The cyclical dis-remembering of Black Canadian artistic practices has long been characteristic of art institutions on Turtle Island. Yet, as curator and researcher Andrea Fatona notes in an interview with artist and curator Liz Ikiriko [1], there are clear periods during which Black Canadian arts practitioners’ work makes itself known despite this phenomenon. Critical writing and archival documentation of these moments are crucial to the process of inscribing them into collective memory and into larger Canadian art historical discourses. What might such texts reveal about Black Canadian art history if viewed in a continuum?

Blackity delineates the trajectory of contemporary Black Canadian art as witnessed by Artexte’s collection between the 1970s and the 2010s. The exhibition gathers some key moments and people to consider the thematic, aesthetic or conceptual threads linking them. By placing these documents in relation to one another, curator Joana Joachim begins to trace a temporal cartography of Black Canadian art history. The exhibition is presented both on site and online. The digital space is conceptualized as a companion to the physical exhibition offering a glimpse into the Black Canadian art milieu beyond the borders of Artexte’s collection. 

The vertical bands seen throughout the exhibition are a visualization of data pulled from e-Artexte.

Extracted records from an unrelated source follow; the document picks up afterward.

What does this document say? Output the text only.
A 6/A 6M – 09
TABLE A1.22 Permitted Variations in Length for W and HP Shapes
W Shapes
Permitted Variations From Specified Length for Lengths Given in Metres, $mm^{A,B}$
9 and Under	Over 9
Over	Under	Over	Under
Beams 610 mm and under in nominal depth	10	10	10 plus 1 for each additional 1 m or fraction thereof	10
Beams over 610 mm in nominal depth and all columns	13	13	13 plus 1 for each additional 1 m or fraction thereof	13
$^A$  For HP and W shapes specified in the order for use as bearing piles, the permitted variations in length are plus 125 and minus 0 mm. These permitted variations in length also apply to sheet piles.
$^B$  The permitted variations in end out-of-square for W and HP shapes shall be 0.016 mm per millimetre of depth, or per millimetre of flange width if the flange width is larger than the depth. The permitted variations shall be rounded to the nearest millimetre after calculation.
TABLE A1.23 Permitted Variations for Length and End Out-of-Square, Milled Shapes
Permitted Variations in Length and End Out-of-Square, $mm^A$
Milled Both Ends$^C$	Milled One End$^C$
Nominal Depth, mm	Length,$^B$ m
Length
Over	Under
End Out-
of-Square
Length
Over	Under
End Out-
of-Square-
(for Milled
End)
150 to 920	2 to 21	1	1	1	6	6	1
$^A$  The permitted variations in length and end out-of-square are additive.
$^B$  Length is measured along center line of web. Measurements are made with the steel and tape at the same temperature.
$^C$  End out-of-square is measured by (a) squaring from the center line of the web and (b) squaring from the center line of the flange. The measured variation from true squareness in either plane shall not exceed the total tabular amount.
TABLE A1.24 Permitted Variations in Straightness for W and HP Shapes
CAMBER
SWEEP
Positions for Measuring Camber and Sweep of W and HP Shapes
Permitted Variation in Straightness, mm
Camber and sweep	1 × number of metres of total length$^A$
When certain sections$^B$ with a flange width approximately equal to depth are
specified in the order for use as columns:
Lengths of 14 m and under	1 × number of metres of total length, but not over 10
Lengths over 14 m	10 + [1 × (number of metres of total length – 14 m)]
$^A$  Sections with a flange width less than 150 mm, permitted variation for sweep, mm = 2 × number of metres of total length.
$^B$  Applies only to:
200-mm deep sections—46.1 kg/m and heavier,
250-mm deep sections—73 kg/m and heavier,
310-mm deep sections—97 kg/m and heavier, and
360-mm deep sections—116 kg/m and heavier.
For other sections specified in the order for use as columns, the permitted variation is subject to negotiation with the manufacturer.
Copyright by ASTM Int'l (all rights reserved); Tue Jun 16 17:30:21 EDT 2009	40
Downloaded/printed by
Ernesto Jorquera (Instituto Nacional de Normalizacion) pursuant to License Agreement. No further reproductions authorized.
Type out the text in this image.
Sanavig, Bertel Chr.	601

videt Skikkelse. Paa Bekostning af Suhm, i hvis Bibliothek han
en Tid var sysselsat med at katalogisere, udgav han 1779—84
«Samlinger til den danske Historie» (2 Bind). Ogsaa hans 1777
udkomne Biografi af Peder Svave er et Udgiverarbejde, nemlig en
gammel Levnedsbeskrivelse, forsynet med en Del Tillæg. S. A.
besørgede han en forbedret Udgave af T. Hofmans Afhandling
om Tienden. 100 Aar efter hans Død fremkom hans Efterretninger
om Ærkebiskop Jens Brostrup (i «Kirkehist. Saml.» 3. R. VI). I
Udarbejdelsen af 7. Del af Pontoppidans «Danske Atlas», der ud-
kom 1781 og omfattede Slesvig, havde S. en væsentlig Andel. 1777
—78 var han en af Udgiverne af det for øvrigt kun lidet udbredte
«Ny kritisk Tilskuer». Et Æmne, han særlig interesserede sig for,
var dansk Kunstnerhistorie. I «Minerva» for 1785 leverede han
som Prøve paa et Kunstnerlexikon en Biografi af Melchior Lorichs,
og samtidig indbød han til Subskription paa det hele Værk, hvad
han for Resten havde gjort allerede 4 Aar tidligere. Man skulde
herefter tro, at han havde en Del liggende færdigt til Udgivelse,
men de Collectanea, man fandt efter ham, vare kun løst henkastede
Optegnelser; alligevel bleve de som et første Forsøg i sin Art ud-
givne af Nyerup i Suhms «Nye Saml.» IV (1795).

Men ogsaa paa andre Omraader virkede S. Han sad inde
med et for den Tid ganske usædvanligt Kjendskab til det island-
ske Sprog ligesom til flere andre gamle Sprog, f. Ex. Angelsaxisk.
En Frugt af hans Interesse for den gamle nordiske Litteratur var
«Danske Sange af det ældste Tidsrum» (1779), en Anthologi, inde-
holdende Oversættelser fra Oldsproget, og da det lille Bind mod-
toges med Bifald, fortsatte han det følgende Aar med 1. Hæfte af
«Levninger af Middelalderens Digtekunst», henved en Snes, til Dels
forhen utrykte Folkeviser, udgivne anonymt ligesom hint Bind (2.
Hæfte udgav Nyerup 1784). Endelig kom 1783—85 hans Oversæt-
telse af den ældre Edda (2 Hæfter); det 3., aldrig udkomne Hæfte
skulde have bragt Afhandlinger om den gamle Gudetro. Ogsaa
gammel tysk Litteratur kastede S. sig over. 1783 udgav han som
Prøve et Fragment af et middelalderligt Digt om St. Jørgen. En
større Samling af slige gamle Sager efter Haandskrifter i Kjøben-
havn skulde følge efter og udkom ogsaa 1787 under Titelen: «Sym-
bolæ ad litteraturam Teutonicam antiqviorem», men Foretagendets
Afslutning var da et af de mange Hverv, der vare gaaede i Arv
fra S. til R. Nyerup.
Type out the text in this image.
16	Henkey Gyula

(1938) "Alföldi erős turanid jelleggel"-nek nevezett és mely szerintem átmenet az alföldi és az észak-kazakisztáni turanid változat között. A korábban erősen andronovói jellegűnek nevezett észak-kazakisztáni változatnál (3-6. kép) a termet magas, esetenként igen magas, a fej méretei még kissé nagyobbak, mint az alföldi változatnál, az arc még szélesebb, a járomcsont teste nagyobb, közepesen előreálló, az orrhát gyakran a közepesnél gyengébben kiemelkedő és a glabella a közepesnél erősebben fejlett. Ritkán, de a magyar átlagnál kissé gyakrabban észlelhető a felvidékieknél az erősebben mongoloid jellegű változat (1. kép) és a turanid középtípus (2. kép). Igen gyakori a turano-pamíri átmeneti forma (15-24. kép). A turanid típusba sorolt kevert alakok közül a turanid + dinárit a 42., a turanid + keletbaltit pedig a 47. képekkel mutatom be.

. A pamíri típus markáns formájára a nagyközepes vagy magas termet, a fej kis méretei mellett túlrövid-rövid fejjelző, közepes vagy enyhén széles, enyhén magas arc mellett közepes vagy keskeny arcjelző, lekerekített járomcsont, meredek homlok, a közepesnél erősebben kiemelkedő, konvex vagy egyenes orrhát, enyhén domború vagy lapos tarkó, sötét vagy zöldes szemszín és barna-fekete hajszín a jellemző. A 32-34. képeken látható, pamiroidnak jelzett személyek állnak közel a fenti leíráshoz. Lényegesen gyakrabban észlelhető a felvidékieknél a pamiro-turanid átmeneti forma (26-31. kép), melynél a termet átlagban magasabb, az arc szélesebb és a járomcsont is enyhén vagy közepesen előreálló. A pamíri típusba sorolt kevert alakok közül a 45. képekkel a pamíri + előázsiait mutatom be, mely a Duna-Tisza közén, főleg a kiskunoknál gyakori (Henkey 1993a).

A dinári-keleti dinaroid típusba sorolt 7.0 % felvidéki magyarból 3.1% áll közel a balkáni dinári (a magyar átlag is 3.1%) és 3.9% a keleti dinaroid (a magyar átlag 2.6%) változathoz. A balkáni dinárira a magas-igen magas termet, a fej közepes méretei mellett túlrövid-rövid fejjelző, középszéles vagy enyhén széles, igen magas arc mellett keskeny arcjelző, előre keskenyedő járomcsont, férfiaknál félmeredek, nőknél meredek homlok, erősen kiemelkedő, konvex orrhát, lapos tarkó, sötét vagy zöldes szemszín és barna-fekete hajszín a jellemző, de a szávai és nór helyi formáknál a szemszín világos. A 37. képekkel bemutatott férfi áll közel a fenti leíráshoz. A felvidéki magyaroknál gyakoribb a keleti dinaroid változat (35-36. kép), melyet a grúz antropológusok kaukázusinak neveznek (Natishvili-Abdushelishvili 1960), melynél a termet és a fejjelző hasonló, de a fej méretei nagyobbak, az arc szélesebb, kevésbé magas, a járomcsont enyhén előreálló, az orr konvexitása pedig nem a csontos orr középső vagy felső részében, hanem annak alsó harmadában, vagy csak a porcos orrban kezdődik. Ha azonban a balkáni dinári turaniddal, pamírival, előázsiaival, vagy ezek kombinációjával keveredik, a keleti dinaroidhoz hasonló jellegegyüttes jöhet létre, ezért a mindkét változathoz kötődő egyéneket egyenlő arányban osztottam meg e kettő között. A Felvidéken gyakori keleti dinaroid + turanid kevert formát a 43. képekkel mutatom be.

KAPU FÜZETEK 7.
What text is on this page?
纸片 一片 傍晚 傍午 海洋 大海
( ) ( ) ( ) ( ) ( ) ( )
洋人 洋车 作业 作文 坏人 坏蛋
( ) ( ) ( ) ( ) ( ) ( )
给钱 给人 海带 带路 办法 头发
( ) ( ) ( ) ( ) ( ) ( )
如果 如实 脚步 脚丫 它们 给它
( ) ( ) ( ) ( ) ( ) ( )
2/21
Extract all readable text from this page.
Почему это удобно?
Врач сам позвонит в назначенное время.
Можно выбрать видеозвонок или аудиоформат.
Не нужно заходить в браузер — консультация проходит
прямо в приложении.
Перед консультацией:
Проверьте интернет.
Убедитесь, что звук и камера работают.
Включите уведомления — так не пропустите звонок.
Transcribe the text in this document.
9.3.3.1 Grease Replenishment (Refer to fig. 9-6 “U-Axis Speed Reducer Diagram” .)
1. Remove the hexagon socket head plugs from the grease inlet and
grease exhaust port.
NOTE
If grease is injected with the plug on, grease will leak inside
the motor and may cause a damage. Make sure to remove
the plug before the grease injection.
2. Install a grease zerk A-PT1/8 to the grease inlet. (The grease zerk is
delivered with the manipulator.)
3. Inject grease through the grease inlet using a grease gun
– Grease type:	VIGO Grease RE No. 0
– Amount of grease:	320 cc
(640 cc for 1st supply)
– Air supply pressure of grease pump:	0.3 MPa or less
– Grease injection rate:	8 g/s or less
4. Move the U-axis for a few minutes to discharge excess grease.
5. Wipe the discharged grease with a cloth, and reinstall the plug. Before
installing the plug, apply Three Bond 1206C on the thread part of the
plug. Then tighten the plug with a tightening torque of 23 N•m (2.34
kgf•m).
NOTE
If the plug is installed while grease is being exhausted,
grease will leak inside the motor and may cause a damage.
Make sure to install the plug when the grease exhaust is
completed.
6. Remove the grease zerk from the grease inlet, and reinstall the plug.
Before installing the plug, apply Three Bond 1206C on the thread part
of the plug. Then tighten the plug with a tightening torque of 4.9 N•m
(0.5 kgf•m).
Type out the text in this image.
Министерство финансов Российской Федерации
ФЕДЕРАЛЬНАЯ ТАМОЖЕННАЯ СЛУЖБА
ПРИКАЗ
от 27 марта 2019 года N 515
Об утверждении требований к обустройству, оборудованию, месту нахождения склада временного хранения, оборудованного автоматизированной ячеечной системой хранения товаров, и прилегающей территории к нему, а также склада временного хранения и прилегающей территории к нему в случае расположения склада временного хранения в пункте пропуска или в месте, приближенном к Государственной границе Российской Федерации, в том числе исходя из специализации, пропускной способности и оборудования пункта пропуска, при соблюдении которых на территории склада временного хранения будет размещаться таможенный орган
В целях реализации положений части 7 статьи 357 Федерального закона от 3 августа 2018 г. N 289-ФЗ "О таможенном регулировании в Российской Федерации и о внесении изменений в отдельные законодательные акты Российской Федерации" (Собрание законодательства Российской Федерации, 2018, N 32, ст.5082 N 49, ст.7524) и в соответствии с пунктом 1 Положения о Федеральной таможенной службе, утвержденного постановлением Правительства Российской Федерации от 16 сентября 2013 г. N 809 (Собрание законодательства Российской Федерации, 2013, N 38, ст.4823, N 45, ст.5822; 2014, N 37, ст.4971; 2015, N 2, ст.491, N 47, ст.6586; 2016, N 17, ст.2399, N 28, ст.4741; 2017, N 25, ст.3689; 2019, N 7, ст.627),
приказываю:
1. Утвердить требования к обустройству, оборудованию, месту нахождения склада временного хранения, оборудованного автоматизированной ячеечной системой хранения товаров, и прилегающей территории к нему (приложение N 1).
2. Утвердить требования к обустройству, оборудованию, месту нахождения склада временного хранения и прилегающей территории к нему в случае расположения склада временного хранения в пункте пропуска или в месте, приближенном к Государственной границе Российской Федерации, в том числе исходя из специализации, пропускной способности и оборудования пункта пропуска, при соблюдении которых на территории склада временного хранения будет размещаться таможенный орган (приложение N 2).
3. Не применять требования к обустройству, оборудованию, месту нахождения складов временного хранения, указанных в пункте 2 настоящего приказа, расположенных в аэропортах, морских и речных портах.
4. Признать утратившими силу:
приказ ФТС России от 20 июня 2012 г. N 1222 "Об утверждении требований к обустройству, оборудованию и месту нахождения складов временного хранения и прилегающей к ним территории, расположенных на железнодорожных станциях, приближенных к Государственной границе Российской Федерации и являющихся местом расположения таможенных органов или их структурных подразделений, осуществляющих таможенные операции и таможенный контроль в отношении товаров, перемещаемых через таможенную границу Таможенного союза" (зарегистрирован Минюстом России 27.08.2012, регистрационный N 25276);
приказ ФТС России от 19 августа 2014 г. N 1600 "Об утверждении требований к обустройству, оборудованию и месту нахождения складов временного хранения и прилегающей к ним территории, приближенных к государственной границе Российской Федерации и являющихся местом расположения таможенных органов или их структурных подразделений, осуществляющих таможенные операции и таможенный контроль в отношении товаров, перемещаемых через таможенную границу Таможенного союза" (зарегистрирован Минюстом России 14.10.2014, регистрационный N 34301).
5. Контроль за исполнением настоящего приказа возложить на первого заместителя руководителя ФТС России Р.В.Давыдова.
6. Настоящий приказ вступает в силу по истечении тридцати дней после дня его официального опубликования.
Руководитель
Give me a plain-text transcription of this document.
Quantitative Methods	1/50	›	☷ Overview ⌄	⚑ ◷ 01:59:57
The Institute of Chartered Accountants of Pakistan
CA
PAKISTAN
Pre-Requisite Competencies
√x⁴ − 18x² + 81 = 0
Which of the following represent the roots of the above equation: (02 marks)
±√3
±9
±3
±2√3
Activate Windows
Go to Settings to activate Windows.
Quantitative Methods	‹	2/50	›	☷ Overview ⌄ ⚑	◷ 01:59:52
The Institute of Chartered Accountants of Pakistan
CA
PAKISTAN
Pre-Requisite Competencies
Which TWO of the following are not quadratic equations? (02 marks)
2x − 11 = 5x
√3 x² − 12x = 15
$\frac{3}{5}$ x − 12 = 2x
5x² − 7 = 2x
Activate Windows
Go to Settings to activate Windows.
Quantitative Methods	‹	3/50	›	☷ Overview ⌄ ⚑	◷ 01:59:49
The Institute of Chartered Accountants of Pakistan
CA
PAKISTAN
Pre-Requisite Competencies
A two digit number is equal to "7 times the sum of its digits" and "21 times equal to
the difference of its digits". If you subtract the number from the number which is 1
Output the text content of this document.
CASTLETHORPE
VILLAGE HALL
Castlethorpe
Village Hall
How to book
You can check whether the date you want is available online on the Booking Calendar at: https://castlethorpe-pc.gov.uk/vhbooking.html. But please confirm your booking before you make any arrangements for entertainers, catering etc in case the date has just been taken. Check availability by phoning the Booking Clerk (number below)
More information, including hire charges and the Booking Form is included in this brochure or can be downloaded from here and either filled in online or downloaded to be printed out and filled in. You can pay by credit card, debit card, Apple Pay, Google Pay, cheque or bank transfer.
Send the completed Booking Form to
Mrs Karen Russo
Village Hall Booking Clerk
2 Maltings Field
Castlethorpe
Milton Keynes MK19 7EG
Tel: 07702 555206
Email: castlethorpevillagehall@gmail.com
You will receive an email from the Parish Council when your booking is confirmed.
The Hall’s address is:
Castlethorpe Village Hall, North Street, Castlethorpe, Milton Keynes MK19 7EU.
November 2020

The upward motion of the disconnected stripes emphasize the fragmentary nature of this history echoing the trends around documenting Black Canadian art practices. Thinner bands represent a small number of documents during a certain time period in the collection whereas thicker ones represent an abundance of information. The digital exhibition includes audio clips from the curator as well as short notes and expanded annotations nodding to various people, projects, documents and videos from outside the Artexte collection. 

– Joana Joachim, curator

 

Visit the online portion of Blackity: artexte.art

 

Dr. Joana Joachim will join Concordia University’s Faculty of Fine Arts as Assistant professor of Black Studies in Art Education, Art History and Social Justice as of January 2022. Her research and teaching interests include Black feminist art histories, Black diasporic art histories, critical museologies, Black Canadian studies, and Canadian slavery studies. Her SSHRC-funded doctoral work, There/Then, Here/Now: Black Women’s Hair and Dress in the French Empire, examined the visual culture of Black women’s hair and dress in the seventeenth and eighteenth centuries, investigating practices of self-preservation and self-care through the lens of creolization as well as historical and contemporary art practices. She earned her PhD in the department of Art History and Communication Studies and at the Institute for Gender, Sexuality and Feminist Studies at McGill University working under the supervision of Dr. Charmaine A. Nelson. In 2020 she was appointed as a McGill Provostial Postdoctoral Research Scholar in Institutional Histories, Slavery and Colonialism.

 

[1] Fatona, Andrea and Ikiriko, Liz. “Speaking Ourselves Into Beings.” C Magazine: 144. Winter 2020. (2020).